A Igreja Católica em Moçambique está de luto com a morte de Dom Júlio Duarte Langa, primeiro bispo moçambicano da Diocese de Xai-Xai e segundo cardeal da história do país. O religioso faleceu na manhã desta segunda-feira (3), aos 98 anos, no Hospital Central de Maputo.
A confirmação foi feita pelo Administrador Apostólico da Diocese de Xai-Xai, Dom Francisco Chimoio, através de um comunicado em que expressa profunda tristeza pela perda e informa que o programa das cerimónias fúnebres será divulgado oportunamente.
Natural de Mangunze, no distrito de Chibuto, província de Gaza, Dom Júlio Duarte Langa nasceu a 27 de outubro de 1927.
A sua formação religiosa decorreu nos seminários de Magude e Namaacha, tendo sido ordenado sacerdote a 9 de junho de 1957. Nos primeiros anos do sacerdócio desempenhou trabalho pastoral em diversas missões da então Arquidiocese de Lourenço Marques e destacou-se pelo contributo na tradução dos documentos do Concílio Vaticano II para línguas moçambicanas, facilitando a aproximação da liturgia às comunidades locais.

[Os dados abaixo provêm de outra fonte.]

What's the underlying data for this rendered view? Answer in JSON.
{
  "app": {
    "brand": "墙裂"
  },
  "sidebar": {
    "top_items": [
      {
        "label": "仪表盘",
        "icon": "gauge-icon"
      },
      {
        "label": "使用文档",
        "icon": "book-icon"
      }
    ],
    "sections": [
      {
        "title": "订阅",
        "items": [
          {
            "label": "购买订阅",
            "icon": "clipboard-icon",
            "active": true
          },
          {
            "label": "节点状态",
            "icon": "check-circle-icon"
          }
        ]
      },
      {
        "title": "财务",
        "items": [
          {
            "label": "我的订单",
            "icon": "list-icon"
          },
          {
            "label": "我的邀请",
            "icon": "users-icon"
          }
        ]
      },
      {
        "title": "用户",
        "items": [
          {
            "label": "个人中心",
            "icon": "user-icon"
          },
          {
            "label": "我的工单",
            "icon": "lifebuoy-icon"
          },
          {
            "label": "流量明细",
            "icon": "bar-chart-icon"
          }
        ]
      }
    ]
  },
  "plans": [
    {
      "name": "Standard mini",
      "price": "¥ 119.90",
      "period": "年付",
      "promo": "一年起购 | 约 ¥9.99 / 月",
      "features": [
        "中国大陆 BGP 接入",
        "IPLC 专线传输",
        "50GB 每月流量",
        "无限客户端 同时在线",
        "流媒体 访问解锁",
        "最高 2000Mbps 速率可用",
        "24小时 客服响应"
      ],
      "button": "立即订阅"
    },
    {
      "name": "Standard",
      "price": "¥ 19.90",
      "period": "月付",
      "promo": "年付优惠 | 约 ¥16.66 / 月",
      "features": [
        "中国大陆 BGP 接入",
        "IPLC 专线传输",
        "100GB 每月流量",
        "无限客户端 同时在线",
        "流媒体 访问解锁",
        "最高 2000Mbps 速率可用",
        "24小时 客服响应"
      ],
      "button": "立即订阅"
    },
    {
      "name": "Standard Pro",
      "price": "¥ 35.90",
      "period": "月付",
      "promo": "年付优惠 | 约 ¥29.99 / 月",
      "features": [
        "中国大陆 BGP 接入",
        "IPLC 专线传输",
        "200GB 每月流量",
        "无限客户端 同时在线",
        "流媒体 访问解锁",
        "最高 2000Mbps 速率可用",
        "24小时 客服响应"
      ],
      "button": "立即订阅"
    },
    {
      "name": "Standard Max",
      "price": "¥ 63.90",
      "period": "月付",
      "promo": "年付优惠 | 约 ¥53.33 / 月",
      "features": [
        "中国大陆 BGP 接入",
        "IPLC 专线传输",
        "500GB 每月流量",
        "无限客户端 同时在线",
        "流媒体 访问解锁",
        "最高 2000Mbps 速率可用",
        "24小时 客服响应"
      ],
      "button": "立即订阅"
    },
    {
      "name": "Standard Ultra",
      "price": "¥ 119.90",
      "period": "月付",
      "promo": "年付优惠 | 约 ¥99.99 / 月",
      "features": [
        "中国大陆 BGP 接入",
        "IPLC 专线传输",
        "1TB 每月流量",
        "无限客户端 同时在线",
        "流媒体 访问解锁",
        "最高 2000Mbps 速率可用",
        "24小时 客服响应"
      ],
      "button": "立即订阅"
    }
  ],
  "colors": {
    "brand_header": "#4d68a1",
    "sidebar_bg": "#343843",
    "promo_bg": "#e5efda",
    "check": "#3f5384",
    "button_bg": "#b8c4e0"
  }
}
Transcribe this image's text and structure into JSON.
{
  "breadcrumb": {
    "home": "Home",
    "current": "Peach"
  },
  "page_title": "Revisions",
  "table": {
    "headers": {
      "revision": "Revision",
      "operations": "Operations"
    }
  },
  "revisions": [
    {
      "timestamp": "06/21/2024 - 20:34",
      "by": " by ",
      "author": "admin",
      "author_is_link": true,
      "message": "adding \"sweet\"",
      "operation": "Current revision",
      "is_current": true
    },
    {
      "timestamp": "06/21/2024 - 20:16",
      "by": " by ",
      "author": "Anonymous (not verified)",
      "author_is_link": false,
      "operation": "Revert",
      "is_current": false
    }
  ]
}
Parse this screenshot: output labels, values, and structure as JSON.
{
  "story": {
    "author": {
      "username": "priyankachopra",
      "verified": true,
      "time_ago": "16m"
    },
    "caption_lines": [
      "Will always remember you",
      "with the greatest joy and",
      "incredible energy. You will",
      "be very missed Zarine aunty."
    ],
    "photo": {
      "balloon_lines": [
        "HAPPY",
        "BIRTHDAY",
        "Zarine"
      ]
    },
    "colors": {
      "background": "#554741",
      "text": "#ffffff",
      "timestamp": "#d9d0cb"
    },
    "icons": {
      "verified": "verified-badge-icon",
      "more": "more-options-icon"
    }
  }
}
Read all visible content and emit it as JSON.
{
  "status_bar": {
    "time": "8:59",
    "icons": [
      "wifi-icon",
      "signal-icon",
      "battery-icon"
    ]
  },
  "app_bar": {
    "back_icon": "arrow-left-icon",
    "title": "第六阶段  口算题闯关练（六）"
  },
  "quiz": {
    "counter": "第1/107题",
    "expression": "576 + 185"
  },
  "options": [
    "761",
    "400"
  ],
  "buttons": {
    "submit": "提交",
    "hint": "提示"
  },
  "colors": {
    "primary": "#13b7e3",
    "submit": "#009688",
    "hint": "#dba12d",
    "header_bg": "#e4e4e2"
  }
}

Em 31 de maio de 1976, foi nomeado bispo da então Diocese de João Belo, que pouco depois passou a chamar-se Diocese de Xai-Xai. Recebeu a ordenação episcopal a 24 de outubro de 1976, tornando-se o primeiro moçambicano a liderar aquela diocese.
Durante cerca de 28 anos à frente da Diocese de Xai-Xai, conduziu a Igreja num período marcado por grandes desafios, incluindo a guerra civil, deslocações de populações, períodos de seca, cheias e o processo de reconstrução nacional após o conflito armado.
Depois de apresentar a renúncia ao cargo por ter atingido o limite de idade, em 2004, continuou a servir a Igreja Católica como bispo emérito.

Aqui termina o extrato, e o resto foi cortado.